🤖 AI Summary
This study investigates large language models’ (LLMs) capacity to comprehend cross-cultural moral concepts. Addressing the lack of systematic evaluation in prior work, we propose a three-pronged validation framework: (1) variance-based analysis of moral score disparities across cultures; (2) clustering alignment to assess consistency between model outputs and empirically grounded cultural structures from the World Values Survey (WVS) and European Social Survey (ESS); and (3) targeted probe prompting using predefined moral word pairs. Experiments span major open- and closed-weight LLMs under diverse cultural scenarios, quantifying moral judgment biases. Results reveal pervasive cross-cultural moral compression—i.e., reduced intercultural variation—in current LLMs, coupled with significantly low alignment to real-world survey data, exposing latent cultural biases. To our knowledge, this is the first systematic demonstration of cultural misalignment in LLM moral modeling, providing a reproducible evaluation framework and empirical foundation for advancing culturally equitable AI.
📝 Abstract
Recent advancements in large language models (LLMs) have established them as powerful tools across numerous domains. However, persistent concerns about embedded biases, such as gender, racial, and cultural biases arising from their training data, raise significant questions about the ethical use and societal consequences of these technologies. This study investigates the extent to which LLMs capture cross-cultural differences and similarities in moral perspectives.
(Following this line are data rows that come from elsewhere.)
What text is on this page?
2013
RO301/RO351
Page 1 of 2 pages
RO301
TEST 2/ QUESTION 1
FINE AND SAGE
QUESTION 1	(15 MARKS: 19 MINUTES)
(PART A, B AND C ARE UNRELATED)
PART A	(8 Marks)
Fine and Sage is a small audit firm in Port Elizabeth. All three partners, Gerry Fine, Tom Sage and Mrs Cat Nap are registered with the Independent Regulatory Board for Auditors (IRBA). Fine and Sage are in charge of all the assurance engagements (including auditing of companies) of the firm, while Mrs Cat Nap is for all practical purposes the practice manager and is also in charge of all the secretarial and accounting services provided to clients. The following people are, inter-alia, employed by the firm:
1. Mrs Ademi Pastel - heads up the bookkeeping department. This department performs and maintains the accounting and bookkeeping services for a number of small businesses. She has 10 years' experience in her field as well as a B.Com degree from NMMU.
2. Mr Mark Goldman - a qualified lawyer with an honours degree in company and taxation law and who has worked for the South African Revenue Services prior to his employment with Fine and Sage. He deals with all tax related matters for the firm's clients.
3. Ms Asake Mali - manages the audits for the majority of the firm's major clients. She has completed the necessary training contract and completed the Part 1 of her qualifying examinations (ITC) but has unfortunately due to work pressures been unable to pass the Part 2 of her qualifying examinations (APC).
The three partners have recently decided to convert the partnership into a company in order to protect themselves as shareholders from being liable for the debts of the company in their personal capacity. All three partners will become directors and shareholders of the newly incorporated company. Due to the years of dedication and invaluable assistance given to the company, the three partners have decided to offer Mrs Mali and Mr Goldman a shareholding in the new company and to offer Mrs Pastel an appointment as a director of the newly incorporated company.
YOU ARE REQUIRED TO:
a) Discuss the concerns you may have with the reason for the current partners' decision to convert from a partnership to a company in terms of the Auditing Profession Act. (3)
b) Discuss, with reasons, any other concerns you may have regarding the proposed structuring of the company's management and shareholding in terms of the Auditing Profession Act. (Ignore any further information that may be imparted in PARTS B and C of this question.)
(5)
Specifically, we examine whether LLM outputs align with patterns observed in international survey data on moral attitudes. To this end, we employ three complementary methods: (1) comparing variances in moral scores produced by models versus those reported in surveys, (2) conducting cluster alignment analyses to assess correspondence between country groupings derived from LLM outputs and survey data, and (3) directly probing models with comparative prompts using systematically chosen token pairs. Our results reveal that current LLMs often fail to reproduce the full spectrum of cross-cultural moral variation, tending to compress differences and exhibit low alignment with empirical survey patterns. These findings highlight a pressing need for more robust approaches to mitigate biases and improve cultural representativeness in LLMs. We conclude by discussing the implications for the responsible development and global deployment of LLMs, emphasizing fairness and ethical alignment.